La ville au bord de l’eau
dimanche 26 novembre 2017
mardi 21 novembre 2017
Tôt ou tard
Tu n'aimais pas ces mois où la lumière renonce, les jours brefs, de rouille, de brume et de lampadaires falots, moi peut-être plus enclin aux lichens, aux mousses, aux fougères roussies, aux brouillards accrochés jusqu'aux ponts de la Risle, ces ombres elles protègent, le monde est si violent qu'il faut prévoir des refuges, des échappements. Je pourrais chanter comme on pleure, mais je tends vers l'hiver, j'entends par là que je me terre et que je guette les signaux infimes de ton spectre, il y a de toi partout, il suffit d'être disponible, il suffit de laisser la place et luit encore un peu -mais pour combien de temps?- le yo-yo de l'enfance dont je suis reliquaire. Ils ne m'effraient plus guère ces jours de fin du monde, c'est trop tôt tu dirais de la nuit, de la maladie, du matin tragique où s'épuise l'espèce à consumer son bien. C'est trop tard depuis toujours trop tard, nul n'a sauvé personne, il n'est que de se cacher et d'attendre, le jour dernier, le goût de cendres, le couteau du boucher.
lundi 13 novembre 2017
Pluie de novembre
Il a plu tous les jours derniers, plus que de raison, à faire déborder les fossés, il a plu jusque dans mon grenier, par infiltration, le long de la cheminée, jusqu'à la pièce débarras, il a plu comme l'an passé le soir de la mort de maman, il semblerait qu'il pleuve de la même façon, me voilà trempé. Il est gravé le nom de maman sur la tombe, ça a pris presque un an, redoré le nom des grands parents, il peut bien repleuvoir sur l'or de leur nom, ça prendra bien trente ans pour que l'or se ternisse, ça fait bien des averses sur la pierre bleue de Vire et bien des rhumatismes pour mes mains douloureuses, avoir mal c'est vivre encore, admettons. Tu aurais aimé vivre assez vieille pour souffrir de rhumatismes, tu aurais enduré la pluie avec bravoure, ça ne t'aurait pas terni l'humeur, mais il pleut sur la pierre gravée et c'est sans toi qu'il pleut.
samedi 11 novembre 2017
D'où l'on vient
Se rappeler d'où l'on vient, ce qu'on a quitté, nos racines ils diraient, et je pense à Mathilde dans la pièce de Koltès, "Mes racines?

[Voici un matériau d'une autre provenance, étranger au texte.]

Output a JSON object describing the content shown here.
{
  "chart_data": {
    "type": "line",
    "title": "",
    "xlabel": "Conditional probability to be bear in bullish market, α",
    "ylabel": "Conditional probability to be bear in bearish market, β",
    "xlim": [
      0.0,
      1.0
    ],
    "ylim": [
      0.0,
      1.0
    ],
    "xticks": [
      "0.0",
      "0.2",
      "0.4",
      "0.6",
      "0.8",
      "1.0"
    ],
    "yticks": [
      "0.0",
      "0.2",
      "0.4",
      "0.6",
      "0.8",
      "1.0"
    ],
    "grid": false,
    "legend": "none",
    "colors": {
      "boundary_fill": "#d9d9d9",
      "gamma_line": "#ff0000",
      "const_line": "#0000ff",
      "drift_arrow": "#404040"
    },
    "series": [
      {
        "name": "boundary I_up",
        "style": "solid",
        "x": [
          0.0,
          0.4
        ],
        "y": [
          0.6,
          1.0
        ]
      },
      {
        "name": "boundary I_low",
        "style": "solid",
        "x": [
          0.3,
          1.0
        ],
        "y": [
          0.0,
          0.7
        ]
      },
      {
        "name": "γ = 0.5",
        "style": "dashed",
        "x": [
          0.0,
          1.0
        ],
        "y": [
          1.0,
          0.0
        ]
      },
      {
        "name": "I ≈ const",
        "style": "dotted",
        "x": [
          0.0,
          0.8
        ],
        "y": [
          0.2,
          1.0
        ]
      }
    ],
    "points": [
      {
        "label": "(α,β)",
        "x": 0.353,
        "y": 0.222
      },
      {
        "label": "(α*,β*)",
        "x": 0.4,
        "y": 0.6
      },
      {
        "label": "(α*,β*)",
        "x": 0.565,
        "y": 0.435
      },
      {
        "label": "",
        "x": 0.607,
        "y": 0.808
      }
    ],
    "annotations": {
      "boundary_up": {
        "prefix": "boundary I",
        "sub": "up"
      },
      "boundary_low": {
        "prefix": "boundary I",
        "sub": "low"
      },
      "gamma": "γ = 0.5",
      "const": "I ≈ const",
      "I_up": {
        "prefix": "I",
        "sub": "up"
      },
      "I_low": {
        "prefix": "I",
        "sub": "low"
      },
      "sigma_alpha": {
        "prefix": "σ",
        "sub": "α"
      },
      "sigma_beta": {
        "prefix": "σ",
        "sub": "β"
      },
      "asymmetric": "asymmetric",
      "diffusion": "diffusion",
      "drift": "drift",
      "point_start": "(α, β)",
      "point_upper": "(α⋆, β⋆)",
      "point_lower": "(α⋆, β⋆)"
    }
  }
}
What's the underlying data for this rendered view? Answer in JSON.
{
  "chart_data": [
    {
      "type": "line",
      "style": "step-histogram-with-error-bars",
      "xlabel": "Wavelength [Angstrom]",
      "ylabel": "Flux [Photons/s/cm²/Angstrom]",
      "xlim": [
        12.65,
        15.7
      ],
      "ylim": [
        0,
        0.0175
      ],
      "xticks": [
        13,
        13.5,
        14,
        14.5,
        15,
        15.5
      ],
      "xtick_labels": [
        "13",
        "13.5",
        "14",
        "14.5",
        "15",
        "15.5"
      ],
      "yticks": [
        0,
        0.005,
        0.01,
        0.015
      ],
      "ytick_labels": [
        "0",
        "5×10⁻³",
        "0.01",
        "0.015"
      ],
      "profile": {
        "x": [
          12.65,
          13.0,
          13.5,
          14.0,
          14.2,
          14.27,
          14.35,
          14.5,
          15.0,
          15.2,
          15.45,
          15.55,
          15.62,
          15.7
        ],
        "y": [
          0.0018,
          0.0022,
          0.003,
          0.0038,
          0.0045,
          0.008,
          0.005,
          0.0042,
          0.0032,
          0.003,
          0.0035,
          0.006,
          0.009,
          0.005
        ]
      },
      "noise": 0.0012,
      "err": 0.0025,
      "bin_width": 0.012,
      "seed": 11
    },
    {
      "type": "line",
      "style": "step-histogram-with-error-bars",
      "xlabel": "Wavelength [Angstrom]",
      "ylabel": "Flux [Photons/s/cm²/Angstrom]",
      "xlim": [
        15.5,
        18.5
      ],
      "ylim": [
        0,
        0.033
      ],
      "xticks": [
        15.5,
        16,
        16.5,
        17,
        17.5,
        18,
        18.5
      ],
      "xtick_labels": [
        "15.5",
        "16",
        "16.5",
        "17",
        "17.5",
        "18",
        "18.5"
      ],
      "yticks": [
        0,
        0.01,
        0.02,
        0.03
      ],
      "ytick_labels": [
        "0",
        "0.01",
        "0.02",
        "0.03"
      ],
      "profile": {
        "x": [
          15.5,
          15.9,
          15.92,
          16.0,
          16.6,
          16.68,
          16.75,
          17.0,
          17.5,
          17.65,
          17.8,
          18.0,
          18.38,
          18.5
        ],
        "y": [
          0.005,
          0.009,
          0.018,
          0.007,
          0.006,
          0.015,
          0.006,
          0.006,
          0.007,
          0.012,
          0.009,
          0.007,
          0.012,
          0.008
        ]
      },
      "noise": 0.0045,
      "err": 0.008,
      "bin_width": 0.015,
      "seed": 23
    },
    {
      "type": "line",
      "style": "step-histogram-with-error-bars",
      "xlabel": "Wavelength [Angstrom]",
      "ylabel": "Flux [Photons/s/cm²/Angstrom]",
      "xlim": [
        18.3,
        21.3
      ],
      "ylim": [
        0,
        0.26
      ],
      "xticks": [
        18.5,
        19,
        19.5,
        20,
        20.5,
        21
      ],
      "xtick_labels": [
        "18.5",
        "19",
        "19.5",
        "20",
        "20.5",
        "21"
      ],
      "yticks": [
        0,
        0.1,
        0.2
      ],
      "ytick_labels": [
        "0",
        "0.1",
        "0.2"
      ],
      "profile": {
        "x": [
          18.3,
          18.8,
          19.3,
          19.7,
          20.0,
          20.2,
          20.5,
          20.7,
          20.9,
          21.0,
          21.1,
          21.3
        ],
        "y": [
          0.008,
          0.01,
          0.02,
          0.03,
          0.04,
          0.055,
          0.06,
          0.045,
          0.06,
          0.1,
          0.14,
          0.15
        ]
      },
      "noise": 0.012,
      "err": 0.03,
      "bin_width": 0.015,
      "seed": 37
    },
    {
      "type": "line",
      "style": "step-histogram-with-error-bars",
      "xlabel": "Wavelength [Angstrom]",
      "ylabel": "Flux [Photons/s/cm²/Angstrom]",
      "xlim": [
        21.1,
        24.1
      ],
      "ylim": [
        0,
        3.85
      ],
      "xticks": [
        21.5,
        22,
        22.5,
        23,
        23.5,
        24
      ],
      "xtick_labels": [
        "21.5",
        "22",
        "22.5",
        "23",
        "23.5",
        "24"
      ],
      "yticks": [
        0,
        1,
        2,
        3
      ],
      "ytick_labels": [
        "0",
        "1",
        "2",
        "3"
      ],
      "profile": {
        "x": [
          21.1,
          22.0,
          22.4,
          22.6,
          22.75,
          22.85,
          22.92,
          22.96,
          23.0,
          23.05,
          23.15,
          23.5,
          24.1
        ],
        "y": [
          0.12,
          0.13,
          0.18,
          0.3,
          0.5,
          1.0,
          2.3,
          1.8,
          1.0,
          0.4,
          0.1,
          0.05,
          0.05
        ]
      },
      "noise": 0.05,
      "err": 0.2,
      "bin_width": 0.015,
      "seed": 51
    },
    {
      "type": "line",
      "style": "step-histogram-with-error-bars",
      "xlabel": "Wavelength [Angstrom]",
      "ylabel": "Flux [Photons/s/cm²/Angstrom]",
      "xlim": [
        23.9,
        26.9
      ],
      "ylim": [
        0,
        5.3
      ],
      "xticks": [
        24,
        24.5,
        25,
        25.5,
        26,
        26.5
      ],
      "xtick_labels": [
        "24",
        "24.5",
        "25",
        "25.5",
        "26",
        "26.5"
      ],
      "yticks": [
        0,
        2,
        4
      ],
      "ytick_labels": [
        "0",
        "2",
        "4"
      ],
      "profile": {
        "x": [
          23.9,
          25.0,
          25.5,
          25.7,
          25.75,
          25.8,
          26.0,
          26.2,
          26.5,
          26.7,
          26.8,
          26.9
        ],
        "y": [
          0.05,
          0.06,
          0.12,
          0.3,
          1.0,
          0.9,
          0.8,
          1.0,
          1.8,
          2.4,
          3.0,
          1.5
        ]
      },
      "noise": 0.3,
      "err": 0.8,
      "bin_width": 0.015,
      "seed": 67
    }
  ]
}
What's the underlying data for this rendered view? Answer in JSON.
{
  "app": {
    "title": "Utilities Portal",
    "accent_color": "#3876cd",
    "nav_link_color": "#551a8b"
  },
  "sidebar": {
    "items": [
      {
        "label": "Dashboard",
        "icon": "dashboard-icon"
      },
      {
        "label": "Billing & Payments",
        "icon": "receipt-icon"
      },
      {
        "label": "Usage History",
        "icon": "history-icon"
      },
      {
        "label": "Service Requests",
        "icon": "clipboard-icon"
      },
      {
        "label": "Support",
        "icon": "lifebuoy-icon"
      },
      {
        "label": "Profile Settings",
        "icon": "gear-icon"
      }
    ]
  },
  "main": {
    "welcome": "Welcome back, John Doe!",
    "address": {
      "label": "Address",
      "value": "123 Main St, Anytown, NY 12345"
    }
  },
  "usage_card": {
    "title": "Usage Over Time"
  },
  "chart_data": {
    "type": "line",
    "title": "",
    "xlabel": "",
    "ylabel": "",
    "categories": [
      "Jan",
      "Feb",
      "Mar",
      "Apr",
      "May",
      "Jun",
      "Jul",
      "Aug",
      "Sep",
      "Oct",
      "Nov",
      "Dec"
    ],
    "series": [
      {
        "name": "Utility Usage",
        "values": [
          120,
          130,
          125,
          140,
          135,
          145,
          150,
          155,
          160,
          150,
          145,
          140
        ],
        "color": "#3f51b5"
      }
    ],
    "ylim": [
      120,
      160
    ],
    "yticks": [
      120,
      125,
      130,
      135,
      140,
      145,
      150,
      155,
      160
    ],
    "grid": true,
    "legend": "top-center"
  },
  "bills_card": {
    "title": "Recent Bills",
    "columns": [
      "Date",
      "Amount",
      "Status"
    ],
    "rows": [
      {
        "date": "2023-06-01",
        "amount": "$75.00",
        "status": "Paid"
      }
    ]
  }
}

Quelles racines? je ne suis pas une salade!", comme elle a raison l'emmerdeuse, l'empêcheuse de tourner en rond, tu devais aller voir cette pièce à sa création, mais la représentation fut annulée, je ne me souviens plus bien pourquoi, il y avait une raison forcément, tu ne l'avais donc pas vue, c'est dommage, il y a du réjouissant dedans, de la tribu catholique malmenée, des filles perdues, des notables à tondre, un parachutiste noir qui descend des cintres pour fonder une nouvelle lignée, on aurait tellement aimé cela, que la tribu soit malmenée à proportion du mal qu'elle avait fait, qu'elle s'ouvre enfin, mais non pas moyen, elle s'enkyste, se réduit, se reproduit, et le parachutiste n'est pas né qui viendrait féconder son ventre mort et blanc. Ca donne des parents pourris, des cousines meurtries, des Atrides aux petits pieds, des gens qui vont manifester contre le mariage des pédés pour oublier l'inceste, le poison des familles, l'ADN des haines et des désirs tordus. Se rappeler d'où l'on vient, le chemin parcouru, l'arrogance des masques de vertu, ce qu'on a quitté, ce qui nous tue.